6. If a standalone (i.e. algorithm only without human-in-the-loop performance) was done
- Not applicable. This is for a medical device (ventilator), not an algorithm that performs a diagnostic or predictive function. The "study" mentioned is a bench test to verify the physical performance of the ventilator with its new feature.
7. The type of ground truth used
- For the bench test of the HiFlowO2 feature: The "ground truth" would be the measured physical outputs (flow rates and oxygen concentrations) from the Hamilton-C3 device, compared against the specifications and expected performance based on the reference device (HAMILTON-G5) and engineering principles. This is not medical ground truth like pathology or expert consensus.

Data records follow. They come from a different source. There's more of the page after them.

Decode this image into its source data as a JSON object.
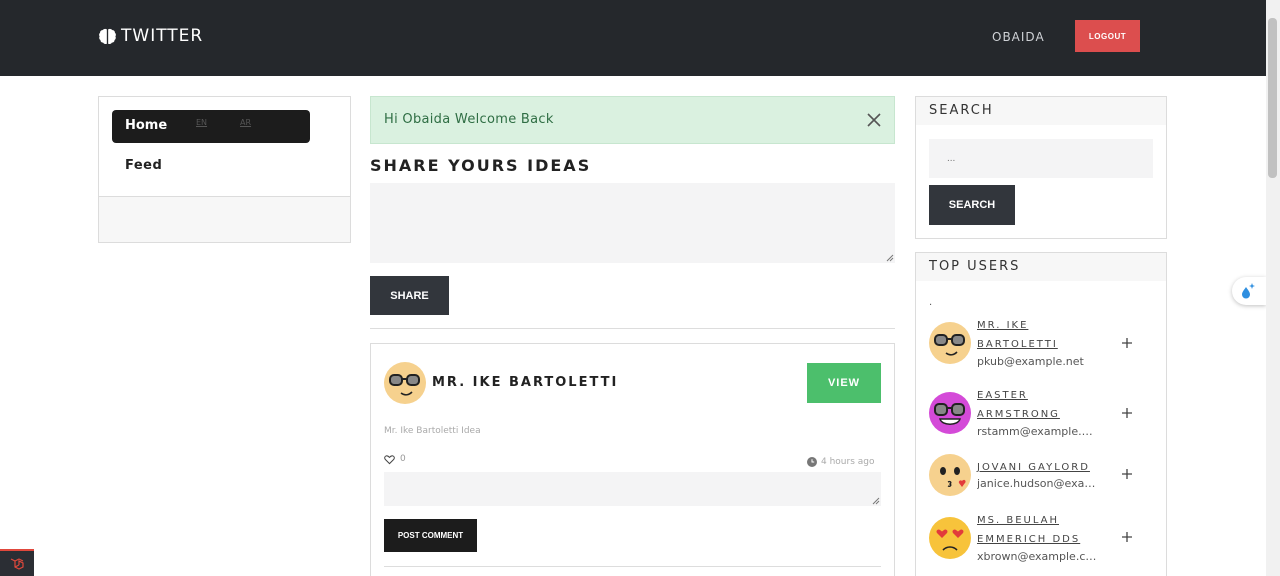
{
  "navbar": {
    "brand": "TWITTER",
    "user": "OBAIDA",
    "logout_label": "LOGOUT"
  },
  "sidebar": {
    "items": [
      {
        "label": "Home",
        "active": true
      },
      {
        "label": "Feed",
        "active": false
      }
    ],
    "languages": [
      "EN",
      "AR"
    ]
  },
  "alert": {
    "message": "Hi Obaida Welcome Back"
  },
  "share": {
    "title": "SHARE YOURS IDEAS",
    "button_label": "SHARE"
  },
  "post": {
    "author": "MR. IKE BARTOLETTI",
    "view_label": "VIEW",
    "idea_text": "Mr. Ike Bartoletti Idea",
    "likes": "0",
    "time": "4 hours ago",
    "comment_button_label": "POST COMMENT"
  },
  "search": {
    "title": "SEARCH",
    "placeholder": "...",
    "button_label": "SEARCH"
  },
  "top_users": {
    "title": "TOP USERS",
    "marker": ".",
    "users": [
      {
        "name": "MR. IKE BARTOLETTI",
        "email": "pkub@example.net",
        "avatar": "nerd-face-icon"
      },
      {
        "name": "EASTER ARMSTRONG",
        "email": "rstamm@example.org",
        "avatar": "nerd-face-purple-icon"
      },
      {
        "name": "JOVANI GAYLORD",
        "email": "janice.hudson@example.com",
        "avatar": "kissing-face-icon"
      },
      {
        "name": "MS. BEULAH EMMERICH DDS",
        "email": "xbrown@example.com",
        "avatar": "heart-eyes-face-icon"
      }
    ]
  },
  "colors": {
    "navbar": "#25282c",
    "logout": "#dc4e4e",
    "view": "#4cbf6c",
    "alert_bg": "#daf1e0",
    "dark_button": "#32363c"
  }
}
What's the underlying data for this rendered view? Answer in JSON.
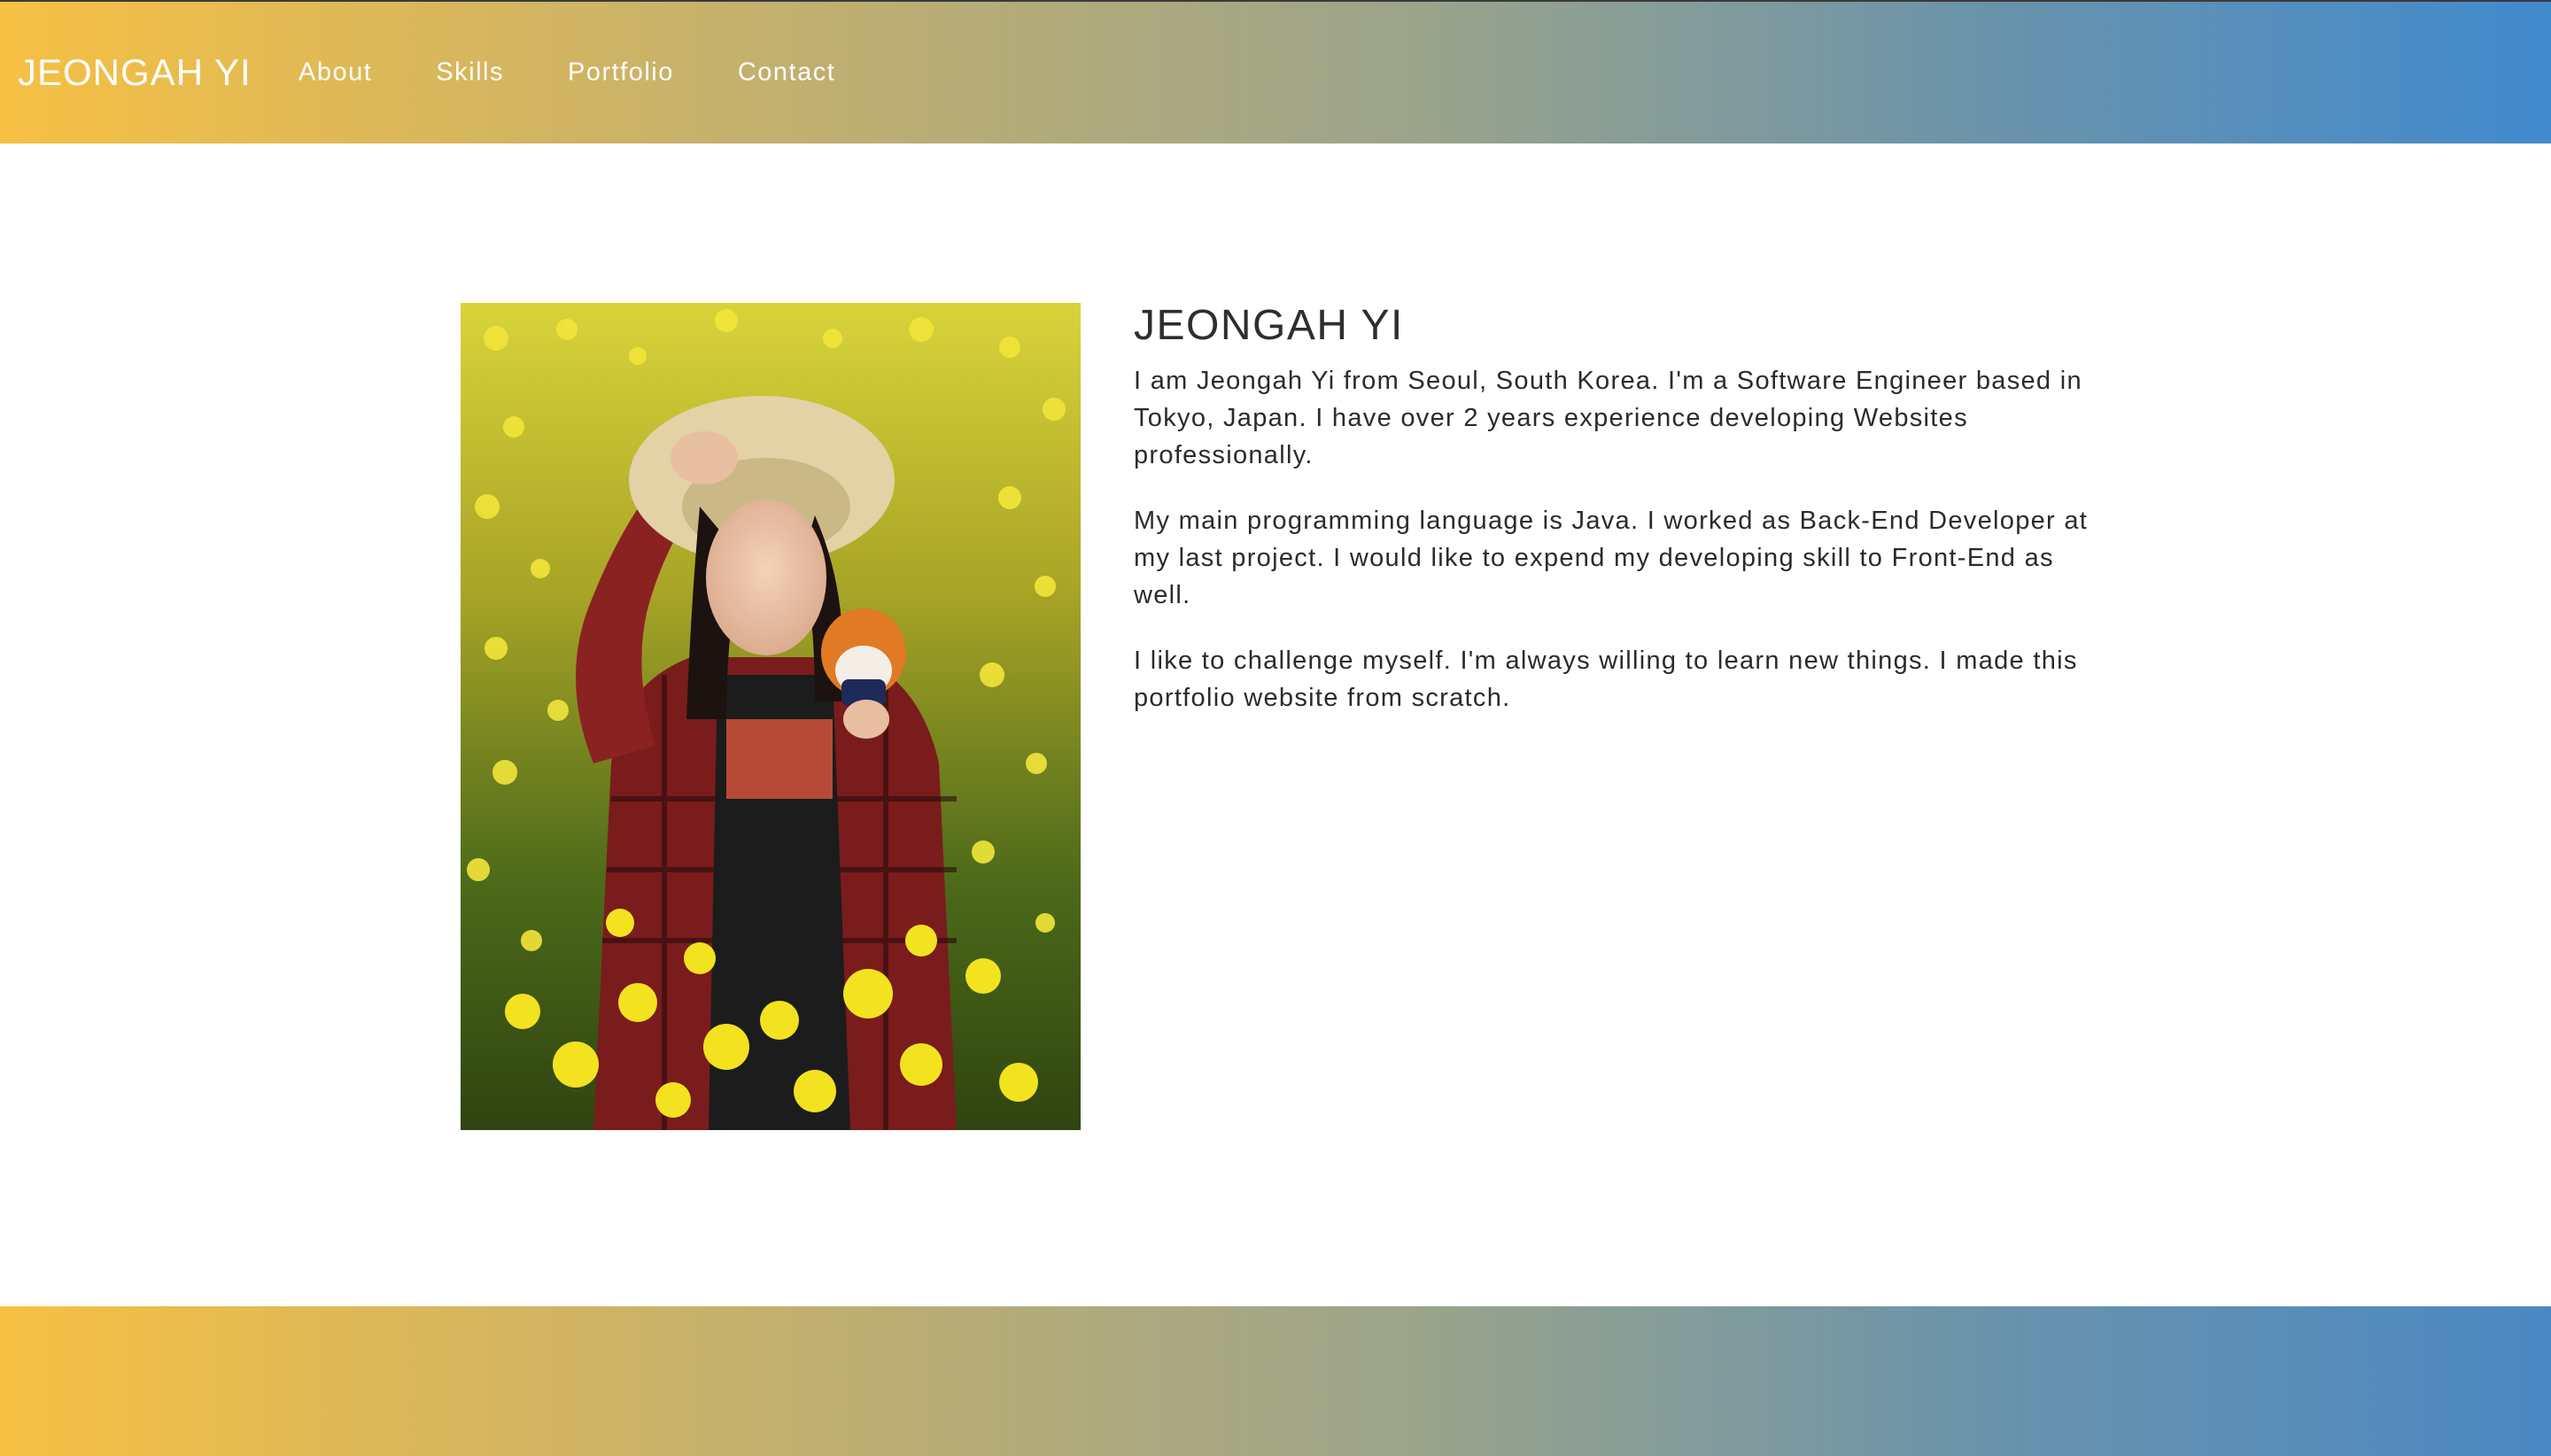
{
  "header": {
    "brand": "JEONGAH YI",
    "nav": [
      {
        "label": "About"
      },
      {
        "label": "Skills"
      },
      {
        "label": "Portfolio"
      },
      {
        "label": "Contact"
      }
    ]
  },
  "about": {
    "name": "JEONGAH YI",
    "paragraphs": [
      "I am Jeongah Yi from Seoul, South Korea. I'm a Software Engineer based in Tokyo, Japan. I have over 2 years experience developing Websites professionally.",
      "My main programming language is Java. I worked as Back-End Developer at my last project. I would like to expend my developing skill to Front-End as well.",
      "I like to challenge myself. I'm always willing to learn new things. I made this portfolio website from scratch."
    ]
  },
  "colors": {
    "gradient_start": "#f6c043",
    "gradient_end": "#418ace",
    "text": "#2b2b2b"
  }
}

- For software validation and overall device compliance: The "ground truth" is adherence to established international standards (e.g., IEC 60601 series, ISO 80601 series, IEC 62304) and internal design specifications.
8. The sample size for the training set
- Not applicable. There is no AI model or algorithm being "trained" in the context of this regulatory submission based on the provided text.
9. How the ground truth for the training set was established
- Not applicable, as there is no training set.
§ 868.5895 Continuous ventilator.
(a)
Identification. A continuous ventilator (respirator) is a device intended to mechanically control or assist patient breathing by delivering a predetermined percentage of oxygen in the breathing gas. Adult, pediatric, and neonatal ventilators are included in this generic type of device.(b)
Classification. Class II (performance standards).